Whereas similar games require speed and precision, Mercury Hg asks for even more subtle control, since your blob can break apart. Barely skim along a platform edge and drips will break off, bleeding away your perfect score (and in Bonus levels, you have to complete them without losing a single drop). Run into any corner or sharp edge and your blob will split, which sometimes is necessary, since you also have to touch color beams to pick up colors and then re-combine your separate blobs to mix these colors. It sounds like it could get complicated, but it never does – if you’re looking for serious brain exercise you won’t find it here, but then the game is aiming for a balance between puzzling and finesse of control, and since the emphasis is on speed runs, the puzzles won’t have you sitting there staring at the screen trying to figure out what to do next.

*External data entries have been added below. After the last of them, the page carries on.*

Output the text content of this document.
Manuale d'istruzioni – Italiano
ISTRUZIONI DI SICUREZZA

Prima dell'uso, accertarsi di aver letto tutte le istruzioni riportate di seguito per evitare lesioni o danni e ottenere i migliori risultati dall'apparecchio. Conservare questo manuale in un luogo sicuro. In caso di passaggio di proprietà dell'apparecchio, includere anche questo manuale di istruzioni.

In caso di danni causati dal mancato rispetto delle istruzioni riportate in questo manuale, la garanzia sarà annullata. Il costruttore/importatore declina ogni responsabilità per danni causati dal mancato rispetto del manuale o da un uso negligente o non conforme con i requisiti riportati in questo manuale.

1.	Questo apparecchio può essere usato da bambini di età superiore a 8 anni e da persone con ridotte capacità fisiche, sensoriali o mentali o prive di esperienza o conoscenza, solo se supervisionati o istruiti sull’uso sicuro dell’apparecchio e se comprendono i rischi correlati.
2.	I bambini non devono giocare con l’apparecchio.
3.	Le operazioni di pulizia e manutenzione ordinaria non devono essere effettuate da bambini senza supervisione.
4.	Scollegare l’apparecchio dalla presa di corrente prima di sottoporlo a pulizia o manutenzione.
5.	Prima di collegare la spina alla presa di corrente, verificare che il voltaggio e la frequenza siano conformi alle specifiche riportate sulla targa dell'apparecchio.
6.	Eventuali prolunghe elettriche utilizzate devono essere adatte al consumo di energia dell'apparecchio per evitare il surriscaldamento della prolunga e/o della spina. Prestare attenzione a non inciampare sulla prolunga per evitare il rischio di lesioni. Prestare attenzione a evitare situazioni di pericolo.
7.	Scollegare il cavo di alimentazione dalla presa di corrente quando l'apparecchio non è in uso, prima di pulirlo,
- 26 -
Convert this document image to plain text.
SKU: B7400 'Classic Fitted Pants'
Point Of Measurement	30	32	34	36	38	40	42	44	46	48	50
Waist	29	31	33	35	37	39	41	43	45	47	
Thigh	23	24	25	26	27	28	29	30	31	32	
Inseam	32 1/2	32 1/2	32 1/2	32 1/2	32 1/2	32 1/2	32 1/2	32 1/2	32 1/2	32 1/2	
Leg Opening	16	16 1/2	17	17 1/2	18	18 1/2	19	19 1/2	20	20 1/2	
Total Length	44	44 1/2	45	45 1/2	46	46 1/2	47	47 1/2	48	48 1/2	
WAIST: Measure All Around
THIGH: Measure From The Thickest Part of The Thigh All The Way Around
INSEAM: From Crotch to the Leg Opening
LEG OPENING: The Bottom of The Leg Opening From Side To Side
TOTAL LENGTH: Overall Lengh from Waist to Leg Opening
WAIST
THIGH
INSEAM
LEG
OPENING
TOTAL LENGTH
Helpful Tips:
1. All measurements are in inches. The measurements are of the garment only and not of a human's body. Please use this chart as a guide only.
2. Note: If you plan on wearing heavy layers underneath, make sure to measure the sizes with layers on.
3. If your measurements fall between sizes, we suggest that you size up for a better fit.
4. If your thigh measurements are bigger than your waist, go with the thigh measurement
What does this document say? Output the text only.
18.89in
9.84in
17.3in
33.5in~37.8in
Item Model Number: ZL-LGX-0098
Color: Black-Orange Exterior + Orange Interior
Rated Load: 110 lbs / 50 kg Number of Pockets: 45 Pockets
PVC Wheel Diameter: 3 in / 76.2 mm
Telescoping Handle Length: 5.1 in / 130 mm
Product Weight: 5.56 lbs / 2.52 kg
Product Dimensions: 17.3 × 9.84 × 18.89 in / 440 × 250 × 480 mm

Despite a variety of terrain features to affect your blob, including magnets, sliding blocks, hills, conveyor belts, and occasional splitting pathways, we actually felt as if the potential wasn’t plumbed. It’s a blob of self-magnetic liquid – it’s easy to imagine hundreds of possible ways to play with those physical properties (we can think of, off hand, puzzles where you have to fill a bucket with X amount of your liquid, pipes to siphon liquid to other areas, mixing your liquid with other substances to affect your viscosity and movement), but Mercury Hg only trots out a few ways to exploit the properties of quicksilver, and many of them could be done with a non-liquid protagonist. Perhaps the devs tried out more complex obstacles but found it confused focus group testers. Part of the problem is the time-based levels: if you’re in a hurry the puzzles can’t get too crazy, but the devs could have easily just sprinkled in non-timed levels to expand the repertoire.
Mercury Hg does accomplish what it sets out to do: provide a few hours of breezy racing and puzzling set to some thumping beats. Note that you can also add your own playlists and the levels will pulse along to the music, which is a nifty little feature. The game achieves some nicely tense moments as you just barely prevent your blob (or even the last tiny drop of it) from careening to its doom. We would have liked to see more inventive uses of the clingy-liquid properties of the element, but the game manages to fling a decent number of twists at the player throughout its generous helping of levels. This mercury may not heal your wounds, but it certainly won’t poison you either.